I didn’t run any comparative tests at the antenna’s first sub-resonant operating mode or at its natural harmonic frequencies. However, impedance data suggested that the sub-1 mode delivers better efficiency than the sub-2 mode. Also, the tests conducted at the primary operating frequency suggested that the antenna’s harmonic and non-resonant operating performance probably mirror that of a single wire. To summarize, from a technical standpoint, the cobra is an interesting antenna that appears to behave much like a multi-band doublet, but with the added coverage of two sub-bands.

Clearly, its performance isn’t magical. If you have the 140-foot version, you can expect to see reduced efficiency on 160 Meters over a 240-foot dipole installed at the same height. The good news is, for 75 Meters and up, you’ll see virtually no difference in performance due to element losses.
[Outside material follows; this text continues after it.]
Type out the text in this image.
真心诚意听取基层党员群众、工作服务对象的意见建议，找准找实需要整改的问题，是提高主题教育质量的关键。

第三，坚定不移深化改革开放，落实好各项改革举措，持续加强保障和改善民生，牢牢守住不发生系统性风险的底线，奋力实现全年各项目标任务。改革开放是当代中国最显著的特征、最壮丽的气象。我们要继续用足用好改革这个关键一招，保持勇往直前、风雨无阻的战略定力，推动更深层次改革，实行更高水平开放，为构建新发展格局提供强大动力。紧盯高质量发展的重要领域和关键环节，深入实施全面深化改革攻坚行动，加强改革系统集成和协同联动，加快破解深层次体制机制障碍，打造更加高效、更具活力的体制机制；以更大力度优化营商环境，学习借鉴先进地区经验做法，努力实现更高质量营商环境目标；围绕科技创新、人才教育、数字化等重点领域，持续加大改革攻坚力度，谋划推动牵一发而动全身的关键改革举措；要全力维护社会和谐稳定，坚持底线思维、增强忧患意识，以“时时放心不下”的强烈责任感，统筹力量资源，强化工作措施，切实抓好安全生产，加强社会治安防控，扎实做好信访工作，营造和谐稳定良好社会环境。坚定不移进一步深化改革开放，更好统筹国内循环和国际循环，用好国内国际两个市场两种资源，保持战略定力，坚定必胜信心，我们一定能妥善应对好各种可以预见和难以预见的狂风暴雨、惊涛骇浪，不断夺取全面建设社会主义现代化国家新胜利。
Recapping my technical findings, which were gathered for a longer and more in-depth technical article, the electrical behavior of the cobra’s linear-loaded element appears to be altered significantly by close conductor spacing and by the high dissipation factor presented by the wire’s insulating medium. These features cause the radiating element to exhibit the following unique characteristics:1. In primary mode, the multi-wire element acts as a single coherent conductor.2. In sub-resonant modes, N conductors yield N-1 sub-band responses.3. Sub-resonant responses are harmonically unrelated to the primary response.4. Primary and sub-band response frequencies may be calculated predictably.5. Sub-band efficiency is degraded by increased dissipation losses.6. Primary-mode efficiency is enhanced by increased dissipation losses.7. Dissipation losses increase rapidly as more element wires are added.8. For any given cable, dissipation losses increase with physical wire length.

As a postscript, when Joe, K1JEK, tested a 73-foot “shorty” cobra at his QTH built with ladder line and connected through an ATU, he found that it tuned up and worked well on all bands from 80 through 10 meters. If you live on a small lot, the shorty might represent a good solution for getting on HF!